Les demandes mentionnées ci-dessus sont présentées et instruites dans les conditions prévues au livre des procédures fiscales.
Ainsi, en application de l'article R*196-1, 1er alinéa, c du LPF, le délai de recours dont disposent les contribuables pour présenter leur réclamation est décompté à partir de l'événement motivant la demande, en l'occurrence, la première décision juridictionnelle révélant la non-conformité telle que définie par le cinquième alinéa de l'article L190 du LPF (Cass. Cass. com., arrêt du 6 mai 1996, pourvoi n° 94-18122 et Cass. com., arrêt du 6 mai 1996, pourvoi n° 94-21915 ; Cass. com., arrêt du 17 novembre 1998, pourvoi n° 96-21864).
Cet article ouvre un délai spécial de réclamation de plus de deux années après l'événement qui permet d'apprécier l'irrégularité d'une imposition. En donnant pour point de départ à ce délai un fait dont la date peut être déterminée objectivement, ce qui empêche que les versements effectués puissent être remis en cause durant un temps imprévisible, cette disposition dépourvue d'ambiguïté donne effectivement aux contribuables la possibilité de faire valoir leurs droits devant un juge (Cass. com., 19 octobre 1999, pourvoi n° 97-14831).
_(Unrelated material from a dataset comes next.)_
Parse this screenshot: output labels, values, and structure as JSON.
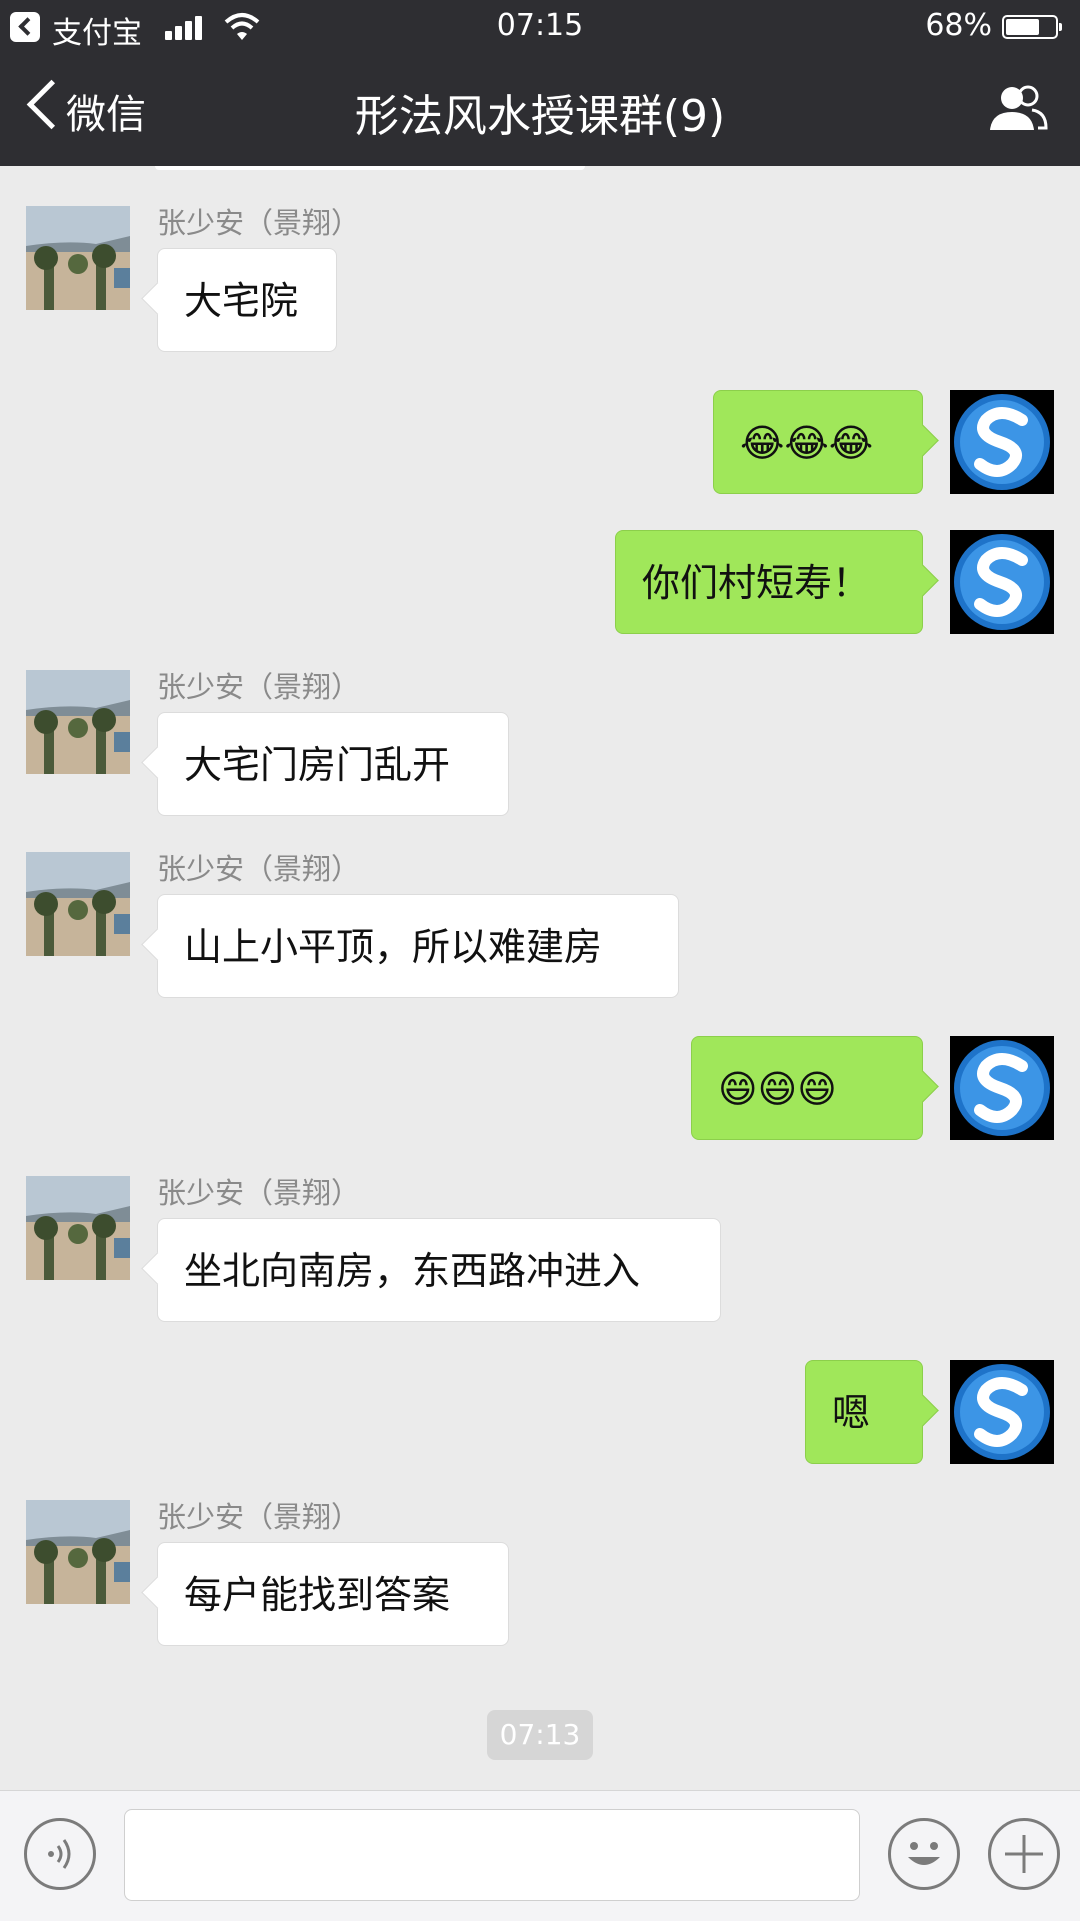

La Cour de cassation a précisé que le délai de réclamation défini à l'article R* 196-1, premier alinéa, c du LPF court du prononcé de l'arrêt considéré comme un événement et non de la date à laquelle le contribuable a pu en avoir connaissance certaine (Cass. com., arrêt du 19 octobre 1999, pourvoi n°97-14831, solution implicite, et Cass. com., 14 décembre 1999, pourvoi n° 97-20625).
C'est donc a bon droit que, pour justifier sa décision d'irrecevabilité, le jugement retient qu'en l'espèce ce délai partait de l'arrêt par lequel la Cour de Cassation a jugé qu'en vertu de la convention fiscale franco-suisse du 9 septembre 1966 les sociétés suisses ne sont pas assujetties à la taxe sur les immeubles possédés en France (Cass. com, arrêt du 14 décembre 1999, pourvoi n° 97-20625).
Il est rappelé que l'article R*196-1, alinéa 1, c définit le point de départ du délai comme la réalisation de l'événement qui motive la réclamation. Seul le c du second alinéa, inapplicable dans les deux affaires susvisées des 19 octobre et 14 décembre 1999, fait référence à la notion de « connaissance certaine ». Cette solution s'applique également à la décision juridictionnelle visée à l'article L190, alinéa 4 du LPF.
Le quatrième alinéa de l'article L190 du LPF précise toutefois que les actions en restitution ou en paiement d'une somme « ne (peuvent) porter que sur la période postérieure au 1er janvier de la troisième année précédant celle où la décision ou l'avis révélant la non-conformité est intervenu ».
La recevabilité de la demande s'apprécie donc tant au regard du délai dans lequel elle a été présentée qu'au regard de la période sur laquelle portent les conclusions.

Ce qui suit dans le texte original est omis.